Pakistand-off: terrorist finger-pointing with US

Pakistani protesters with shoes beat a poster of US President Barack Obama during an anti-US demonstration in Multan (AFP Photo / S S MIRZA)
The US and Pakistan have reached a new record-low point in relations, after both parties accused each other of supporting terrorism.

They are at odds over the Taliban-linked Haqqani network, which was allegedly behind the recent attack on US and NATO bases in central Kabul.

The attack in Kabul on September 13 left four policemen and three civilians dead, and dozens of people wounded. The 20-hour stand-off with the six gunmen armed with rocket-propelled grenade launchers and small arms was the boldest attack in years, for which the Taliban claimed responsibility.

US Ambassador Ryan Crocker said the organizer of the assault was “the Haqqani network”.

Jalaluddin Haqqani is a veteran of the Afghani insurgent movement, which fought against the Soviet troops with support from Pakistan and the CIA back in the 1980s. He held a ministerial position in the Taliban government.
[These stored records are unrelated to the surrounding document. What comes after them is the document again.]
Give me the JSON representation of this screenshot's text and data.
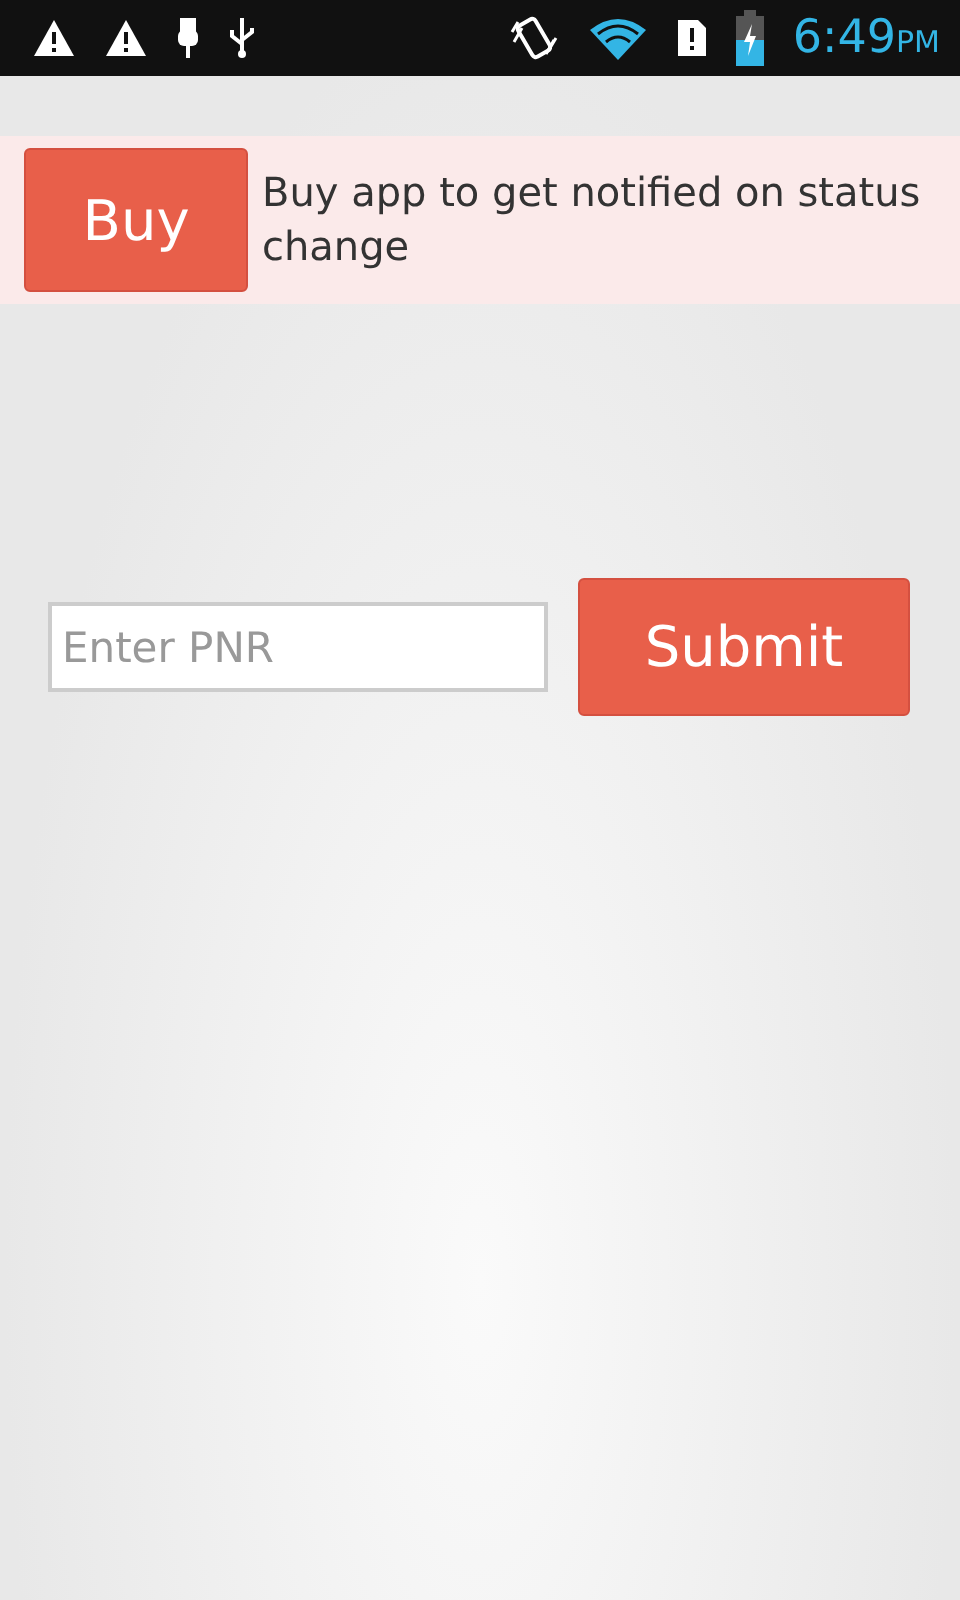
{
  "status_bar": {
    "time": "6:49",
    "period": "PM"
  },
  "banner": {
    "button": "Buy",
    "message": "Buy app to get notified on status change"
  },
  "form": {
    "placeholder": "Enter PNR",
    "submit": "Submit"
  }
}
Following the attack, several US officials accused Pakistan of failing to deal with the Haqqani network, or even directly supporting it.

"Time and again we've urged the Pakistanis to exercise their influence over these kinds of attacks from the Haqqanis. And we have made very little progress in that area," US Defense Secretary Leon Panetta said.

"The Haqqani network…acts as a veritable arm of Pakistan's Inter-Services Intelligence Agency," Chairman of the Joint Chiefs of Staff Michael Mullen told a Senate panel, adding that the ISI has a hand in other Taliban attacks on American and Afghani troops.

Pakistani officials deny the allegations and reacted harshly to them.

“If you say that it is ISI involved in that attack, I categorically deny it,”
Pakistani Interior Minister Rehman Malik responded shortly after Mullen’s statements to Reuters. “We have no such policy to attack or aid attack through Pakistani forces or through any Pakistani assistance.”

A spokesman for the ISI General Athar Abbas said on Sunday that whatever contacts the agency has with Haqqani are limited to what is needed to stay in touch with a major player in regional politics.

"Any intelligence agency would like to maintain contact with whatever opposition group, whatever terrorist organization…for some positive outcome," he said adding that there is huge difference between having such a contact and supporting the network.

On Monday, Pakistan’s Foreign Minister Hina Rabbani Khar was urgently recalled from the UN General Assembly session in New York in protest over the US charges.

Speaking to journalists, the minister said that US cannot provide any proof of Pakistan’s supporting the Haqqani network She added that US itself established Haqqani network and leveling allegations on Pakistan for ties with Haqqani network.

She also warned that by continuously mounting pressure on Islamabad, the US is risking losing its strategic ally.

Meanwhile the Pakistani air forces have been put on alert among the mounting tension, reports the Hindustan Times newspaper. The troops are prepared to prevent possible attack by US drones on Pakistani territory.

US-led NATO forces in Afghanistan regularly attack suspected Taliban fighters in the tribal area of Pakistan, which is one of the major points of dispute in the ongoing diplomatic crisis due to civilian casualties they cause and Pakistan’s lack of contribution on such operations.

The latest exchange of rhetoric marks a new step in deterioration of ties between the long-time allies, which started with the killing of Osama Bin Laden by the US commandos on Pakistani soil in May.

The relations between Washington and Islamabad have been souring, as the US accused Pakistan of having close links with Taliban, blame it for harboring Osama Bin Laden and doubt Pakistan’s ability to protect its nuclear arsenals from terrorists. Pakistan believes that the US is crossing the line in doing what they want in Pakistani territory and not taking its interests into account.

“The problem here is, if you speak to Pakistani officials, they’ll tell you they are facing difficulties in seeing their American counterparts showing any kind of understanding to Pakistan’s strategic interests,” Pakistani political expert and president of the Paknationalists Forum, Ahmed Quraishi told RT. “It just seems to many Pakistani officials, especially diplomats in the Pakistani Foreign Office, that somehow Washington is expecting Pakistan to simply put up and shut up, and just follow whatever vision for the strategic situation in this region is in Washington.”